Areas of Opportunity

As you gear up to focus on sustainability, here are some specific areas to dig into. Remember, it’s not just about what you do, but what everyone in your supply chain does.


  • Ingredients. Are they using sustainably-produced alternatives and minimizing overuse?
  • Chemicals. Are there alternatives to chemical use? If required, are they finding the least harmful ones, and using the least amounts possible?
  • Processes. Is there a constant focus on efficiency and minimizing waste?
  • Packaging. Is all packaging that’s used necessary? Are there ongoing efforts to identify and use the most environmentally friendly alternatives?
  • Utilities. Are there constant efforts being made to be as efficient as possible with water and energy? Are programs in place to steadily reduce usage?

Transport and Shipping

  • Emissions reduction. Are you focused on finding transport companies and shipping modes that minimize fuel usage and greenhouse gas emissions in their fleets?
  • Shortened supply chains. Similarly, are you selecting your upstream partners with a focus on minimizing how far inventory has to travel to get to you?
  • Route optimization. Are you using the latest technologies to make use of the very best routes to minimize miles traveled for moving your suppliers’ inventory and ensure items ship on-time to avoid more environmentally harmful freight?

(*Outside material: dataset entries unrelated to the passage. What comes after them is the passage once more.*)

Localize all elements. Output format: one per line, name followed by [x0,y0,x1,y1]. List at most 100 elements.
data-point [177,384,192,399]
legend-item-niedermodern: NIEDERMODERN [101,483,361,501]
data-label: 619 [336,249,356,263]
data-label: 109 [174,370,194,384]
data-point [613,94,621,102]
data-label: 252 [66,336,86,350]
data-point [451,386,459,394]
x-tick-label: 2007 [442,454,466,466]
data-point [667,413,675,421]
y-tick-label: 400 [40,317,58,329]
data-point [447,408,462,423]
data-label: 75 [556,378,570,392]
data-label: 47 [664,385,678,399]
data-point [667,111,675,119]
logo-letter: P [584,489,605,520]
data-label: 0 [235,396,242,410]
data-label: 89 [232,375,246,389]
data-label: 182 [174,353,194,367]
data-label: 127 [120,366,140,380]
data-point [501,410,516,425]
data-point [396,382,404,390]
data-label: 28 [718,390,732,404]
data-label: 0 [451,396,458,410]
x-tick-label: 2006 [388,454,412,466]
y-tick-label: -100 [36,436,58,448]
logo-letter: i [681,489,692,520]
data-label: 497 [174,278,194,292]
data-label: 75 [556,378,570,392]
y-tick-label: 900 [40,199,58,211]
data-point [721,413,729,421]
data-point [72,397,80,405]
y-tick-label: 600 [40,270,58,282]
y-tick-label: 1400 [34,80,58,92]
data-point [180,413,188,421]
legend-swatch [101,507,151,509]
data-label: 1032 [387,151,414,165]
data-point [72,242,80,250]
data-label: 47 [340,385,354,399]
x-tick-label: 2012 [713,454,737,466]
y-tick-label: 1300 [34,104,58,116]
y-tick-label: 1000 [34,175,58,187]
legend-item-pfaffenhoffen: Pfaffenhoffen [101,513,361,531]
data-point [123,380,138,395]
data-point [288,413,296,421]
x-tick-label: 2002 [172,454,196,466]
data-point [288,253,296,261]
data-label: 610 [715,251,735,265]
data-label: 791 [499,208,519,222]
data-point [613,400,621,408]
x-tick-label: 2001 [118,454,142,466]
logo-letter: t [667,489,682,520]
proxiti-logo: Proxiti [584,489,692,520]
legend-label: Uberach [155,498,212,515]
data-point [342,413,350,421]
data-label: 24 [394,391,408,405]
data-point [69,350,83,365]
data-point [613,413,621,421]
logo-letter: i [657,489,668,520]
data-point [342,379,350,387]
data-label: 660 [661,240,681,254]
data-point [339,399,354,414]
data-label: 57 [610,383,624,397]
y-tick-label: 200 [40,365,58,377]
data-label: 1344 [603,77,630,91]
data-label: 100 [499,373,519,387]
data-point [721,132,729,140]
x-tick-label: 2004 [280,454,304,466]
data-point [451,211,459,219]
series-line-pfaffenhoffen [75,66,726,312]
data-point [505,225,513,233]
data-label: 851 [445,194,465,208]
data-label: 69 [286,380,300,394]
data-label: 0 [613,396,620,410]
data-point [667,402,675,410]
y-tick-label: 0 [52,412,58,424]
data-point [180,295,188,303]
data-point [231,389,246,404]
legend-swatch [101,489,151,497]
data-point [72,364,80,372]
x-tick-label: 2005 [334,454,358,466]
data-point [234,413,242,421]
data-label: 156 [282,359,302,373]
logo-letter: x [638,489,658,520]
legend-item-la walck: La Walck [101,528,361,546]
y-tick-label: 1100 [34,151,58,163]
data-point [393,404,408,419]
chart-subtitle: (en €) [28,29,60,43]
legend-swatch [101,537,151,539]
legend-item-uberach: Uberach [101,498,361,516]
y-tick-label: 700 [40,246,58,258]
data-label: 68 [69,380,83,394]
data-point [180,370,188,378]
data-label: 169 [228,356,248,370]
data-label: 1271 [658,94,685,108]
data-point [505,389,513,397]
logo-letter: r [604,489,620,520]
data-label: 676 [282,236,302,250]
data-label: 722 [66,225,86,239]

  • Be an example to your suppliers. See that list above? You should be going after all the same things in your own operation.
  • Efficient business processes. Are you using the latest technologies to eliminate the use of paper, to reduce errors and repetitive or manual processes, and to assist your external business partners in doing the same?

It’s not a question of whether you need to make sustainability part of what you do in your health and beauty business anymore. These days, it’s part of the business price of entry for H&B. But remember this: done right, it can benefit not only the environment, but your stakeholders and your business results, too.